What you need to know:
Hair. Borrow some real styling ideas from Kenyan fashion enthusiast, Sylvia Njoki. She shares more insights with Gloria Haguma
Sylvia Njoki is one of Kenya’s leading award winning fashion bloggers and stylists. Her dreadlocks are only a part of her unique fashion sense for which she shares some insights.
How easy is it to blend your hairstyles into your looks?
Locking my hard is the best hair decision I have ever made. Maintaining locs is easier and more affordable than mainstream hairstyles. It certainly gets more difficult as they grow longer, but that is a challenge I don’t have to worry about yet.
When and why did you decide to start wearing dreadlocks?
I did not put too much thought into it; I was simply fulfilling my desire of wanting to experiment in as many hairstyles as I could. I had no intention of keeping them for more than a year. But I came to love and adore the look and the sense of natural beauty they gave me.
Any care tip you can share with our readers that wear locks?
My biggest tip is to never use anything that you cannot wash off such as locking waxes. These stay in your hair and make it heavy and cause gunk. Always use natural shampoos and oils, and rinse thoroughly.
On a bad hair day, what do you do with your hair?
I like to have my locks neatly twisted, but to be honest, I also do not mind the look of rough and undone locks. When I do not like them undone, I tie a head wrap. So as you can see, I never really have a bad hair day, it depends on the look I want to achieve.
Locs are versatile. Yes, the styles are limited, but you don’t have to be stuck with one-style. Experiment, since there are quite a number of potential hairstyles based on locs. I have had yarn woven on to my hair, braided it, and spray dyed my locs red and even purple! There is plenty to find on the Internet and so much room to have fun.
Career orientation. In a white-collar world, locs may pose a challenge. This is a sad and never ending story, and I am happy that the natural hair community is slowly contributing to changing the stereotypes.
Tips for beginners
If you are looking to loc your hair, Silvia shares some tips to ease your journey with and a few practical things you ought to know before you take the big plunge:
Take your time. Find out if you are really ready for this and do your research. There is nothing wrong with starting off with temporary dreads made of synthetic hair, yarn/wool or braids to see how you feel about them. You need about two or three inches of natural unrelaxed hair to start.

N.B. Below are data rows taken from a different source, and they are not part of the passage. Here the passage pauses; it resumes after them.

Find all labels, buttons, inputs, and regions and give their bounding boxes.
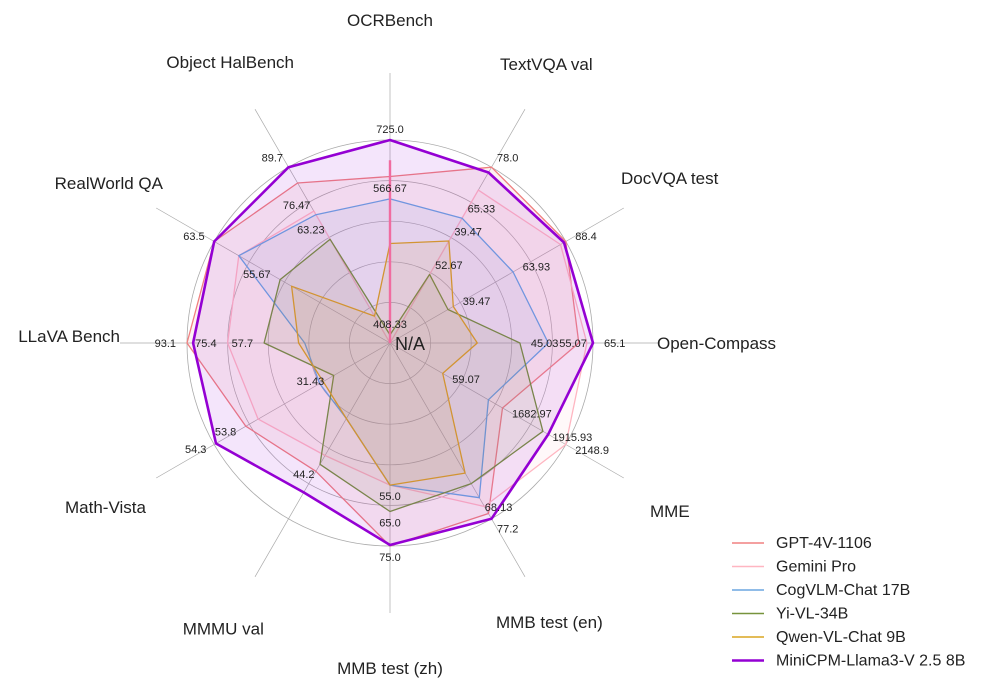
svg-text:65.0: 65.0: [379, 518, 400, 530]
svg-text:59.07: 59.07: [452, 374, 480, 386]
svg-text:566.67: 566.67: [373, 183, 407, 195]
svg-text:93.1: 93.1: [155, 338, 176, 350]
svg-text:Object HalBench: Object HalBench: [166, 53, 294, 72]
svg-text:31.43: 31.43: [297, 376, 325, 388]
svg-text:Qwen-VL-Chat 9B: Qwen-VL-Chat 9B: [776, 629, 906, 646]
svg-text:GPT-4V-1106: GPT-4V-1106: [776, 535, 872, 552]
svg-text:57.7: 57.7: [232, 338, 253, 350]
svg-text:MME: MME: [650, 502, 690, 521]
svg-text:CogVLM-Chat 17B: CogVLM-Chat 17B: [776, 582, 910, 599]
svg-text:68.13: 68.13: [485, 502, 513, 514]
svg-text:TextVQA val: TextVQA val: [500, 55, 593, 74]
svg-text:MMB test (zh): MMB test (zh): [337, 659, 443, 678]
svg-text:LLaVA Bench: LLaVA Bench: [18, 327, 120, 346]
svg-text:RealWorld QA: RealWorld QA: [55, 174, 164, 193]
svg-text:88.4: 88.4: [575, 231, 596, 243]
svg-text:78.0: 78.0: [497, 153, 518, 165]
svg-text:89.7: 89.7: [262, 153, 283, 165]
svg-text:55.0: 55.0: [379, 491, 400, 503]
svg-text:52.67: 52.67: [435, 260, 463, 272]
svg-text:725.0: 725.0: [376, 124, 404, 136]
svg-text:55.67: 55.67: [243, 269, 271, 281]
svg-text:MiniCPM-Llama3-V 2.5 8B: MiniCPM-Llama3-V 2.5 8B: [776, 653, 965, 670]
svg-text:75.4: 75.4: [195, 338, 216, 350]
svg-text:Math-Vista: Math-Vista: [65, 498, 146, 517]
svg-text:39.47: 39.47: [454, 227, 482, 239]
svg-text:MMMU val: MMMU val: [183, 619, 264, 638]
svg-text:65.1: 65.1: [604, 338, 625, 350]
svg-text:1682.97: 1682.97: [512, 409, 552, 421]
svg-text:1915.93: 1915.93: [553, 432, 593, 444]
svg-text:Gemini Pro: Gemini Pro: [776, 559, 856, 576]
svg-text:2148.9: 2148.9: [575, 445, 609, 457]
svg-text:55.07: 55.07: [559, 338, 587, 350]
svg-text:Open-Compass: Open-Compass: [657, 334, 776, 353]
svg-text:63.5: 63.5: [183, 231, 204, 243]
svg-text:75.0: 75.0: [379, 552, 400, 564]
svg-text:53.8: 53.8: [215, 427, 236, 439]
svg-text:63.23: 63.23: [297, 225, 325, 237]
svg-text:77.2: 77.2: [497, 523, 518, 535]
svg-text:408.33: 408.33: [373, 319, 407, 331]
svg-text:MMB test (en): MMB test (en): [496, 613, 603, 632]
svg-text:DocVQA test: DocVQA test: [621, 169, 719, 188]
svg-text:76.47: 76.47: [283, 200, 311, 212]
svg-text:OCRBench: OCRBench: [347, 11, 433, 30]
svg-text:Yi-VL-34B: Yi-VL-34B: [776, 606, 848, 623]
svg-text:65.33: 65.33: [468, 204, 496, 216]
svg-text:45.03: 45.03: [531, 338, 559, 350]
svg-text:39.47: 39.47: [463, 296, 491, 308]
svg-text:N/A: N/A: [395, 334, 425, 354]
svg-text:44.2: 44.2: [293, 469, 314, 481]
svg-text:54.3: 54.3: [185, 444, 206, 456]
svg-text:63.93: 63.93: [523, 262, 551, 274]
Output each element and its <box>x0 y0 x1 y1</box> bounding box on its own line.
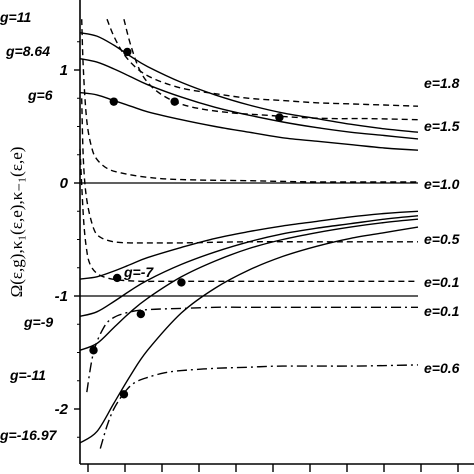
series-line-solid-6 <box>79 226 419 444</box>
series-line-dashdot-13 <box>99 364 419 449</box>
markers <box>89 47 284 399</box>
series-line-solid-2 <box>79 91 419 151</box>
series-line-dashed-10 <box>81 98 418 244</box>
series-label: e=0.1 <box>424 274 460 290</box>
y-tick-label: -2 <box>55 401 69 418</box>
series-label: g=-11 <box>9 367 46 383</box>
y-tick-label: 0 <box>60 175 69 192</box>
series-line-dashed-7 <box>106 18 419 107</box>
series-label: g=-9 <box>23 314 53 330</box>
data-marker <box>136 309 146 319</box>
series-labels: g=11 g=8.64 g=6 g=-7 g=-9 g=-11 g=-16.97 e=1.8 e… <box>0 9 460 443</box>
series-line-solid-1 <box>79 58 419 140</box>
series-line-solid-3 <box>79 210 419 280</box>
series-label: g=11 <box>0 9 31 25</box>
series-label: g=-16.97 <box>0 427 58 443</box>
data-marker <box>89 346 98 355</box>
data-marker <box>123 47 132 57</box>
y-axis-label: Ω(ε,g),κ₁(ε,e),κ₋₁(ε,e) <box>7 147 26 298</box>
data-marker <box>177 278 186 287</box>
y-ticks: 1 0 -1 -2 <box>55 41 80 438</box>
axes <box>79 0 474 465</box>
series-label: e=0.1 <box>424 303 460 319</box>
series-label: e=1.5 <box>424 118 460 134</box>
series-line-dashed-9 <box>81 19 419 183</box>
series-line-solid-5 <box>79 218 419 351</box>
y-tick-label: -1 <box>55 288 68 305</box>
data-marker <box>109 97 119 106</box>
series-label: e=1.0 <box>424 176 460 192</box>
data-marker <box>275 113 284 122</box>
series-line-dashed-8 <box>123 19 419 121</box>
data-marker <box>112 273 122 283</box>
series-label: g=-7 <box>123 264 154 280</box>
series-group <box>79 18 419 449</box>
series-line-solid-4 <box>79 215 419 317</box>
data-marker <box>119 390 129 399</box>
x-ticks <box>87 464 459 472</box>
data-marker <box>170 97 179 106</box>
series-line-dashdot-12 <box>86 306 418 393</box>
series-label: g=8.64 <box>5 43 50 59</box>
series-label: e=1.8 <box>424 75 460 91</box>
series-label: g=6 <box>27 87 53 103</box>
series-line-solid-0 <box>79 32 419 133</box>
series-label: e=0.6 <box>424 360 460 376</box>
series-label: e=0.5 <box>424 231 460 247</box>
y-tick-label: 1 <box>60 62 68 79</box>
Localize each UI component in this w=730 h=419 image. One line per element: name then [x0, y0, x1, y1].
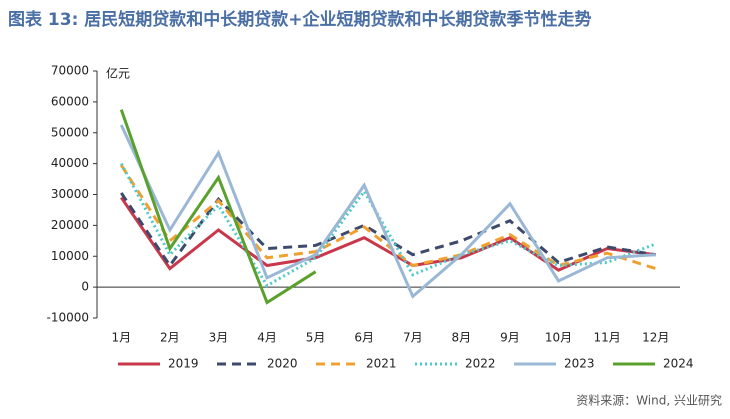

Get a good hairdresser. There are many who are now competing in this increasingly popular and lucrative profession, but take your time to find one you can trust. Visit an experienced one during the first few months who can advise you on the products and methods to use for your specific hair texture and also help you achieve the right thickness and uniformity from the very start. Get referrals and ask to see samples of their work.
Locking hair is not an easy way out. For the initial process, a lot of care, time and money is involved, and you have a lot of work to do to keep the process going. It’s actually a daily obligation, but once hair is well locked, it’s generally low maintenance.
The texture of the hair doesn’t matter. Wavy, curly, kinky, coily … locking hair is basically tangling it, and hair does this naturally, whether it is curly, straight or kinky. But remember that if your hair is kinky or scarce, you may want to opt for sister locs. You need a certain volume and thickness of hair to loc your hair and it’s important to consult with a loctician to avoid disappointments.
Locs can be combed out. If you change your mind along the way, you need a lot of patience to get back to your starting point depending on the length and thickness of your locs. But the good news is that it can be done without having to chop off your mane! There are countless YouTube videos about how to go about combing out your locs.